To choose other languages, you can find the other language codes on the page: [Languages in FLORES-200](https://github.com/facebookresearch/flores/blob/main/flores200/README.md#languages-in-flores-200)

For example:
- Afrikaans: afr_Latn
- Chinese: zho_Hans
- Egyptian Arabic: arz_Arab
- French: fra_Latn
- German: deu_Latn
- Greek: ell_Grek
- Hindi: hin_Deva
- Indonesian: ind_Latn
- Italian: ita_Latn
- Japanese: jpn_Jpan
- Korean: kor_Hang
- Persian: pes_Arab
- Portuguese: por_Latn
- Russian: rus_Cyrl
- Spanish: spa_Latn
- Swahili: swh_Latn
- Thai: tha_Thai
- Turkish: tur_Latn
- Vietnamese: vie_Latn
- Zulu: zul_Latn

In [6]:
text_translated

[{'translation_text': 'Le coréen est dur, il faut étudier tous les jours. Si vous avez du mal à étudier. Il vaut mieux trouver un ami pour vous aider. Bonne chance sur votre voyage!'}]

## Free up some memory before continuing
- In order to have enough free memory to run the rest of the code, please run the following to free up memory on the machine.

In [7]:
import gc

In [8]:
del translator

In [9]:
gc.collect()

25

### Build the `summarization` pipeline using 🤗 Transformers Library

In [10]:
summarizer = pipeline(task="summarization",
                      model="./models/facebook/bart-large-cnn",
                      torch_dtype=torch.bfloat16)
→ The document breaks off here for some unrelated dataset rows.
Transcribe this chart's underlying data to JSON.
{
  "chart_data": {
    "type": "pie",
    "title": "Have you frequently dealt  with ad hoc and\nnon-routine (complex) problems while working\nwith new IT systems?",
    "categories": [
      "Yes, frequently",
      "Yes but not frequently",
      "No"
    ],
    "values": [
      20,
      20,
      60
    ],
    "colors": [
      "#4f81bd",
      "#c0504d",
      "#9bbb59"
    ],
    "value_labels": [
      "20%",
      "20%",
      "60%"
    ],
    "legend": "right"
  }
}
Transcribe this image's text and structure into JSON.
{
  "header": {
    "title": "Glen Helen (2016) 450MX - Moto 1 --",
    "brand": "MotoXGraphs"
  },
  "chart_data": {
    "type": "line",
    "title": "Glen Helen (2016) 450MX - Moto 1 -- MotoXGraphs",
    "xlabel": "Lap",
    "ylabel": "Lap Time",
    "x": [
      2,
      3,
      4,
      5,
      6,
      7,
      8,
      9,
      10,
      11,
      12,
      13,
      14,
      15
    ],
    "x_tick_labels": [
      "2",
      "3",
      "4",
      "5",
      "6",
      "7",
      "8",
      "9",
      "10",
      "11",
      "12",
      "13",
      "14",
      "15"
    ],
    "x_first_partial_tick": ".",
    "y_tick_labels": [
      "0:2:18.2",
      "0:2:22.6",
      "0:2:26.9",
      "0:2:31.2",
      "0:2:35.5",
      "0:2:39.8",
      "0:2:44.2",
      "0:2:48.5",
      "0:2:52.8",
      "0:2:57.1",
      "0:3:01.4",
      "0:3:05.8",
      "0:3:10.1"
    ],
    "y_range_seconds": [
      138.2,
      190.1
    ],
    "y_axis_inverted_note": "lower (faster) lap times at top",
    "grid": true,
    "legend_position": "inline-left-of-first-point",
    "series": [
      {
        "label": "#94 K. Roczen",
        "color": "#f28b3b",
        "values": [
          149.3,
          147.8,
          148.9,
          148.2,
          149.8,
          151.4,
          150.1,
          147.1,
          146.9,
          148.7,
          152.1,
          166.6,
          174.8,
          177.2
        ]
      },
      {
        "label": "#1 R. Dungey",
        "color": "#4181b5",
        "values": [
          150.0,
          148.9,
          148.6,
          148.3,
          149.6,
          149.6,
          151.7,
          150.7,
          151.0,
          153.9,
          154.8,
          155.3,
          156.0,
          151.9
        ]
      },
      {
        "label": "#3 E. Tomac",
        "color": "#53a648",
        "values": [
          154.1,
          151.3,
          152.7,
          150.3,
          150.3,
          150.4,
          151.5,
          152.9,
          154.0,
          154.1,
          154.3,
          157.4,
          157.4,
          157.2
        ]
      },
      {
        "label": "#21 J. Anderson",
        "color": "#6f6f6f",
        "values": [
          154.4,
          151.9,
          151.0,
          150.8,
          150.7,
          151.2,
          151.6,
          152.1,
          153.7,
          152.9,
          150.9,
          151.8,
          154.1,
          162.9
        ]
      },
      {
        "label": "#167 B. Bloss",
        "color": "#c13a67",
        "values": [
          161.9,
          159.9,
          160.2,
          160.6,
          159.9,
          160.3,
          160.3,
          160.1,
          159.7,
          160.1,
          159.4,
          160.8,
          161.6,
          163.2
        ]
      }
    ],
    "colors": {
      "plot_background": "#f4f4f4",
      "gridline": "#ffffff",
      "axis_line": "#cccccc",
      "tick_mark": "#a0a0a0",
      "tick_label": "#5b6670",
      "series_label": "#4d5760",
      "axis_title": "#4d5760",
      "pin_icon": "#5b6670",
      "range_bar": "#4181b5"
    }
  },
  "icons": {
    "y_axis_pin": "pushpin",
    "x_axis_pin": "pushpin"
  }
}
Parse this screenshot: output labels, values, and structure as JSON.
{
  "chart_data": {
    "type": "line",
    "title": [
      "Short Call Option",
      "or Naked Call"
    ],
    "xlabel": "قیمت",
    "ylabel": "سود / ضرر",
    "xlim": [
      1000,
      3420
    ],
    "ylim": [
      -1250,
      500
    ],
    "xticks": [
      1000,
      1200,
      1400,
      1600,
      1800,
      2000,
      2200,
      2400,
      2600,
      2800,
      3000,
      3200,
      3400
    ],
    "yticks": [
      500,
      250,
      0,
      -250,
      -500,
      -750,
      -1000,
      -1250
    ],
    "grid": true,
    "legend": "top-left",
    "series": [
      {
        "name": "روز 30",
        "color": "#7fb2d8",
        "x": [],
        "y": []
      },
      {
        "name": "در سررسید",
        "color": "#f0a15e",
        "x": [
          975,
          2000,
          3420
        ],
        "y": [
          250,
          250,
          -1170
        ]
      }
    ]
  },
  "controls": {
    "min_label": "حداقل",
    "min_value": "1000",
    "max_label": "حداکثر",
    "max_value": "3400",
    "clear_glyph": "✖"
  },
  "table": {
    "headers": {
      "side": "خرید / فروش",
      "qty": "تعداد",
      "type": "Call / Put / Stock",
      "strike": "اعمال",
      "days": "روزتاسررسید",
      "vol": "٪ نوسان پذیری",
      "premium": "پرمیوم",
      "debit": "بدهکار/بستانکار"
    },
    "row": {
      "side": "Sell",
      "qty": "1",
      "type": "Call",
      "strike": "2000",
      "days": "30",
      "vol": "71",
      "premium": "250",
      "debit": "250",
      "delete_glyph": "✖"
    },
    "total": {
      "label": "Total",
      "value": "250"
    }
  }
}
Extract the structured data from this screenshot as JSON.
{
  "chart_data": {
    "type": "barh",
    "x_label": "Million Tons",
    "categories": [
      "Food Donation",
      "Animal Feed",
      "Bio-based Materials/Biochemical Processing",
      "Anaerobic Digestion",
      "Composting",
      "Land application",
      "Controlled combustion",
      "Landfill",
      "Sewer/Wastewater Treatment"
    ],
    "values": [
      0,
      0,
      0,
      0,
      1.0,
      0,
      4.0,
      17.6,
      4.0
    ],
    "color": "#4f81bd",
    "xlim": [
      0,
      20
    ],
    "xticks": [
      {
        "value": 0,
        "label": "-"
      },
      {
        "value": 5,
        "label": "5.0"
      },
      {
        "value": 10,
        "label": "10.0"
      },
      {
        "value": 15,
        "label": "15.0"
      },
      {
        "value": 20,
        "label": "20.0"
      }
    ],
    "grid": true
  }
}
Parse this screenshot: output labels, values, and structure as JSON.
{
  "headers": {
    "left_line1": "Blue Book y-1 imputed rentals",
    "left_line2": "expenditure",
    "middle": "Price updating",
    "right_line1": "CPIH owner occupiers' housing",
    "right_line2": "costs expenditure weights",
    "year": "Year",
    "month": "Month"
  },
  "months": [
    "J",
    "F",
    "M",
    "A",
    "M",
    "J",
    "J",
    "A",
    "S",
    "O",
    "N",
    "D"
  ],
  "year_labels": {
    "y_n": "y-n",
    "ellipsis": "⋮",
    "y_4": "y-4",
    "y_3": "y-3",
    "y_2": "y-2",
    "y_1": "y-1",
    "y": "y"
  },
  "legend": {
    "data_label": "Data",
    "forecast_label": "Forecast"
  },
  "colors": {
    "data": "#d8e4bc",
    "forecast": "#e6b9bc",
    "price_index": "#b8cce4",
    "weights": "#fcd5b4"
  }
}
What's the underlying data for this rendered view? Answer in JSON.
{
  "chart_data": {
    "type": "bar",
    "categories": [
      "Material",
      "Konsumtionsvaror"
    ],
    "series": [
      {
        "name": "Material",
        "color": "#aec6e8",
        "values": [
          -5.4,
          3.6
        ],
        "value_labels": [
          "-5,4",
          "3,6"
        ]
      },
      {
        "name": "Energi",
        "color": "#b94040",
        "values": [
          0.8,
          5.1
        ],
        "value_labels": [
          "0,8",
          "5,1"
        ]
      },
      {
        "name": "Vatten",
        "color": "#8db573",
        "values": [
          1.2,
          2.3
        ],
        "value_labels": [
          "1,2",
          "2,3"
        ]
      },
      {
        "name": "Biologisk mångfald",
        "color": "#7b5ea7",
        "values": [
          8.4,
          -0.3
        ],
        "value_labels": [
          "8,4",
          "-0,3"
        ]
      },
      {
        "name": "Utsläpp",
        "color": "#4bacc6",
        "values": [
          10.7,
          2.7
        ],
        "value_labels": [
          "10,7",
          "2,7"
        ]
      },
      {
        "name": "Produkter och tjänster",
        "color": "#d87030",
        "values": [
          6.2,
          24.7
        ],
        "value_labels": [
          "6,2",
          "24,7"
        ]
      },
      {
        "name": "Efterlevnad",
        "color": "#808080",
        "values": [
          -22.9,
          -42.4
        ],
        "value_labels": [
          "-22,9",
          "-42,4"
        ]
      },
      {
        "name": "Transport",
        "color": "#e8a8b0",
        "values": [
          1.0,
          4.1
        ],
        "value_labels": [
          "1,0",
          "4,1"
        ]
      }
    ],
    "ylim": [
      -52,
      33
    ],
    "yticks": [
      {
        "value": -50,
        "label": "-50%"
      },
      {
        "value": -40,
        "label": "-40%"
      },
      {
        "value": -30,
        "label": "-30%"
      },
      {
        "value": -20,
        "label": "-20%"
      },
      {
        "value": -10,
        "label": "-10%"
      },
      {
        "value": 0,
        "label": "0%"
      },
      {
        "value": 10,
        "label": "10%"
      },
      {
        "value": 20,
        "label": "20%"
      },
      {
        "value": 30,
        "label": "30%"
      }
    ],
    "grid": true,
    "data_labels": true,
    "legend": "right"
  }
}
Model info: ['bart-large-cnn'](https://huggingface.co/facebook/bart-large-cnn)

In [11]:
text = """Paris is the capital and most populous city of France, with
          an estimated population of 2,175,601 residents as of 2018,
          in an area of more than 105 square kilometres (41 square
          miles). The City of Paris is the centre and seat of
          government of the region and province of Île-de-France, or
          Paris Region, which has an estimated population of
          12,174,880, or about 18 percent of the population of France
          as of 2017."""

In [12]:
summary = summarizer(text,
                     min_length=10,
                     max_length=100)

In [13]:
summary

[{'summary_text': 'Paris is the capital and most populous city of France, with an estimated population of 2,175,601 residents as of 2018. The City of Paris is the centre and seat of the government of the region and province of Île-de-France.'}]

### Try it yourself! 
- Try this model with your own texts!

In [14]:
from transformers import pipeline 
import torch

In [15]:
# Import translator model from Facebook 
translator = pipeline(task="translation",
                      model="./models/facebook/nllb-200-distilled-600M",
                      torch_dtype=torch.bfloat16) 

In [16]:
# Make text to translate 
text_2 = """\
Today is the day to learn something new\
Just learning a new skill little by little\
Can have profound effects on your life\
Enjoy the learning journey"""

In [17]:
#Set Language to translate to and from 
text_translated_Kor = translator(text_2,
                   src_lang="eng_Latn",
                   tgt_lang="kor_Hang")

In [18]:
#Check translation 
text_translated_Kor

[{'translation_text': '오늘 새로운 것을 배울 날이에요. 새로운 기술을 조금씩 배우면, 당신의 삶에 큰 영향을 미칠 수 있습니다.'}]

In [19]:
## Free up memory 

In [20]:
import gc

In [21]:
del translator

In [22]:
gc.collect()

238

--------------------------------------------------------------

In [23]:
# import model from facebook to summarize text 
summarizer = pipeline(task="summarization",
                      model="./models/facebook/bart-large-cnn",
                      torch_dtype=torch.bfloat16)

In [24]:
text_korean = """\
옛날에 큰 호랑이 한 마리가 숲 속에 살았다.
어느 날 호랑이는 배가 고파서 마을로 갔다.
마을 옆 밭에 소 한 마리가 서 있었다.
호랑이는 소를 잡아 먹고 싶은데 갑자기 시끄러운 아기 울음소리를 들었다.
밭 옆에 있는 집에서 아기가 울고 있었다.
호랑이는 집으로 다가갔다.
‘아기가 맛있을 것 같아.’
호랑이는 생각했다."""

In [25]:
## Summarize Text in Korean 
summary = summarizer(text_korean,
                     min_length=10,
                     max_length=100)

In [26]:
summary

[{'summary_text': '‘‘   \xa0‘소 한  하 학 같’ ‘’ \xa0 \xa0 \xa0 \xa0 \xa0 \xa0 \xa0 \xa0호’ 혹  홉 큰   ‘혼  ’” ‘œ’: ‘ታ’, ‘˚˚’. ’ ’‘'}]

## Summary model didn't work as expected
- Can try to load in a different model from Hugging Face and run the code again.